Consider the following examples:
> start<-Sys.time()
> for(i in 1:10000){}
> Sys.time()-start
Time difference of 0.01399994 secs
>
> fn<-function(){
+ start<-Sys.time()
+ for(i in 1:10000){}
+ Sys.time()-start
+ }
> fn()
Time difference of 0.00199604 secs
start<-Sys.time()
for(i in 1:10000){x<-100}
Sys.time()-start
Time difference of 0.012995 secs
fn<-function(){
start<-Sys.time()
for(i in 1:10000){x<-100}
Sys.time()-start
}
fn()
Time difference of 0.008996964 secs
The result is the same after increasing number of iterations as shown below:
> sim<-10000000
> start<-Sys.time()
> for(i in 1:sim){x<-i}
> Sys.time()-start
Time difference of 2.832 secs
>
> fn<-function(){
+ start<-Sys.time()
+ for(i in 1:sim){x<-i}
+ Sys.time()-start
+ }
> fn()
Time difference of 2.017997 secs
I am guessing this is not a coincidence! Why does R code run faster in a function?
Functions in R are compiled by the JIT compiler. After this happens, most functions will be faster.
As the docs in ?compiler::enableJIT say,
JIT is disabled if the argument is 0. If level is 1 then larger closures are compiled before their first use. If level is 2, then some small closures are also compiled before their second use. If level is 3 then in addition all top level loops are compiled before they are executed. JIT level 3 requires the compiler option optimize to be 2 or 3. The JIT level can also be selected by starting R with the environment variable R_ENABLE_JIT set to one of these values. Calling enableJIT with a negative argument returns the current JIT level. The default JIT level is 3.

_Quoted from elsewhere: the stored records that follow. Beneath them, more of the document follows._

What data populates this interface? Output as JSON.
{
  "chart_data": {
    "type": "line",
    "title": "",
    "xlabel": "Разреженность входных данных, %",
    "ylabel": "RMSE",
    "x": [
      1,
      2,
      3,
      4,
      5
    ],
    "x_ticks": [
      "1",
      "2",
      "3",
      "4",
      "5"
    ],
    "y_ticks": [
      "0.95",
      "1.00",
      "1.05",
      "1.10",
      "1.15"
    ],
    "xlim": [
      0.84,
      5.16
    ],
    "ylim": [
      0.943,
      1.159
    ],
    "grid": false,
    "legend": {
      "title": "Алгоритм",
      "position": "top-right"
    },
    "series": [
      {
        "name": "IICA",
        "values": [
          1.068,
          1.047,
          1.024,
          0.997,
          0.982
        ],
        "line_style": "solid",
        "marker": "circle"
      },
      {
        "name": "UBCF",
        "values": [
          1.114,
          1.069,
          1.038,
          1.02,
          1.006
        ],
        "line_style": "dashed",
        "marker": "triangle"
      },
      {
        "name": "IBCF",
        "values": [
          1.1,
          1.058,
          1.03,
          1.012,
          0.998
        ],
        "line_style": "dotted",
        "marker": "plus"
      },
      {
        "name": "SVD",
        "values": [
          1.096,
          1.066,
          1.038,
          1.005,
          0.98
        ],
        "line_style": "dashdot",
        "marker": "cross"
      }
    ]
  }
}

So many functions will be faster than top level code.
To prove the JIT-impact I have used this benchmark:
library(microbenchmark)
compiler::enableJIT(0) # use 3 for testing with full JIT compiler
fn <- function() {
for(i in 1:10000) {}
}
microbenchmark(for_loop_without_func = for(i in 1:10000) {},
for_loop_in_func = fn(),
times = 100)
# Run eg. with (to avoid RStudio or other overhead):
# R --vanilla < jit_test.R
The result shows that with disabled JIT the execution time is nearly the same:
Unit: microseconds
expr min lq mean median uq max neval
for_loop_without_func 180.619 180.7990 182.7129 180.9290 181.050 239.489 100
for_loop_in_func 182.582 182.7075 186.2232 182.7625 182.938 309.912 100
With compiler::enableJIT(3) (which is the default) the function is faster:
Unit: microseconds
expr min lq mean median uq max neval
for_loop_without_func 558.727 574.4875 659.21931 657.3425 702.6475 1984.351 100
for_loop_in_func 53.019 53.4955 61.59588 53.7260 54.0320 790.632 100
Interestingly enabling JIT seems to slow down the code running outside of the function (compared to the first "no JIT" benchmark) even though it will not be optimized. Would be interesting to understand why (perhaps JIT needs time to find out which code it will not optimize)?